There's four tie rod ends on rear-wheel-drive cars. Each one will cost somewhere around $30.00 to $45.00 and take about 15 minutes each to replace. Many mechanics save a great deal of time, and expense for you, by also replacing the adjuster sleeves between the inners and outers. That eliminates fighting to get rusted parts apart and back together. The small additional cost of the sleeves means all of the tie rod ends can be replaced in as little as a total of five minutes. The car must be aligned when any steering parts are replaced. That can take another hour although many shops have a set price for an alignment regardless of how long it actually takes.
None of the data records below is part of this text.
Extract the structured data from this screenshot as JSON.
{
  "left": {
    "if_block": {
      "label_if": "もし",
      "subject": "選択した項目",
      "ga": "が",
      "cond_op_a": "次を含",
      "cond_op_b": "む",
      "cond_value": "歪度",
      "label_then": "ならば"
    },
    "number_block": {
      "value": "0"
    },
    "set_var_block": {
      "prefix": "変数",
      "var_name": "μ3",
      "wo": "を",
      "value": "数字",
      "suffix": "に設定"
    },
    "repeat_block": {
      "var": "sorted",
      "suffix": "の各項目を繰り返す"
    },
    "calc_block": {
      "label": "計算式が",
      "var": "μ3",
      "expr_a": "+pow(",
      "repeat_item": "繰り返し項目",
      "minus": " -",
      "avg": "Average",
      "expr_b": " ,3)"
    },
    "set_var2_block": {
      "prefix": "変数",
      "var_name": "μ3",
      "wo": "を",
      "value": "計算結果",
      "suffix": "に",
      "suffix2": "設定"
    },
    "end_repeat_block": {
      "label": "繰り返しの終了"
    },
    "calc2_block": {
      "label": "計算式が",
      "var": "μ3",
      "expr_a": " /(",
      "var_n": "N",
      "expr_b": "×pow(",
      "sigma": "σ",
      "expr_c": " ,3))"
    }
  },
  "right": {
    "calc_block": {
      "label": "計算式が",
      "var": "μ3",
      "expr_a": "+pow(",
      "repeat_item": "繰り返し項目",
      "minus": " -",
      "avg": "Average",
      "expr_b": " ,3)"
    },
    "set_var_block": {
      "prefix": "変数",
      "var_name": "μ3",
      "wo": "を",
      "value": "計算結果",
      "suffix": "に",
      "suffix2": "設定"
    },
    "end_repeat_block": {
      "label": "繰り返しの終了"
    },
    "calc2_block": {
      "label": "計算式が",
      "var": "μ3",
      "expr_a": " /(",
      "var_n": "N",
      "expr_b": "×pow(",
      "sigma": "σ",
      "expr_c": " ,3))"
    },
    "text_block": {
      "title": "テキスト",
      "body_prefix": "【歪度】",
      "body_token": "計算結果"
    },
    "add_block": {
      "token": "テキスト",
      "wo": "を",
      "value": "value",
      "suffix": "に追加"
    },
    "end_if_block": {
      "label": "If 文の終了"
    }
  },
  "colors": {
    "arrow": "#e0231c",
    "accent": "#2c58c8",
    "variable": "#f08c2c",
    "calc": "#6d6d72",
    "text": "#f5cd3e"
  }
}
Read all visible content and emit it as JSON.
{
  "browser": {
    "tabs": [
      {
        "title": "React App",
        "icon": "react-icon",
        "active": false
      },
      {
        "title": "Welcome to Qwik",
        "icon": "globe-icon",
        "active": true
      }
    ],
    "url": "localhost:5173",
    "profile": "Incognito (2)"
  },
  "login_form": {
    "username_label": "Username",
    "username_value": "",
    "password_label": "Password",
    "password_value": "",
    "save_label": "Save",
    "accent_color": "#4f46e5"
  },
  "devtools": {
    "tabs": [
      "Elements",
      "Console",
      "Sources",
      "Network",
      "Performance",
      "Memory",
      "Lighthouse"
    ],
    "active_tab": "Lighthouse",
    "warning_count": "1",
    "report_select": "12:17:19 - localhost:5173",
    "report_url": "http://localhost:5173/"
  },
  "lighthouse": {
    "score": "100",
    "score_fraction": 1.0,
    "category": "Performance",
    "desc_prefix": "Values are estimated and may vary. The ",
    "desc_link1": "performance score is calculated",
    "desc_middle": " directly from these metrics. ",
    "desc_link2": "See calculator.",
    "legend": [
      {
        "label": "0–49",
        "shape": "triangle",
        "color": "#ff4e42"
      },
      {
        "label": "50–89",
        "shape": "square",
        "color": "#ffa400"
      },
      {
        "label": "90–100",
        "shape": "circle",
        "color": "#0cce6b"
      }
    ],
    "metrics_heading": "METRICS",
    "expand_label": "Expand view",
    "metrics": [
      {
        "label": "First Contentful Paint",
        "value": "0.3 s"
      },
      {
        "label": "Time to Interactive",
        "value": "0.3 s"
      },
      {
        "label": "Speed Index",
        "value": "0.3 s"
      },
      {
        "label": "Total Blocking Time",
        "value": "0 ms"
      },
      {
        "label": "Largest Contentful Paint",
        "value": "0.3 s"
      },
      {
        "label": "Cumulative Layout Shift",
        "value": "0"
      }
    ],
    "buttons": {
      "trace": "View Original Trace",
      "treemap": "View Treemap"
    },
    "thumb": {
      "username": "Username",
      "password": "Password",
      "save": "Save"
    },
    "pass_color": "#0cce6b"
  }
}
Tie rod ends rarely squeak. Worn ball joints, usually the lower "load-carrying" joints, cause squeaks and clunks. Anti-sway bar links and bushings typically cause metallic rattles. The outer links are very inexpensive, typically around 20 bucks for a kit with everything needed to replace the pair of them. An experienced mechanic can replace the pair in about 15 minutes. Younger mechanics with fewer tools and less experience might take half an hour to replace the pair of links.
GM also has some trouble with control arm bushings. They can squeak, but more commonly they cause clunks and intermittent pulling to one side or a pull to one side while braking. Improper installation procedures will lead to real early failure of the new bushings. That often happens when do-it-yourselfers install them.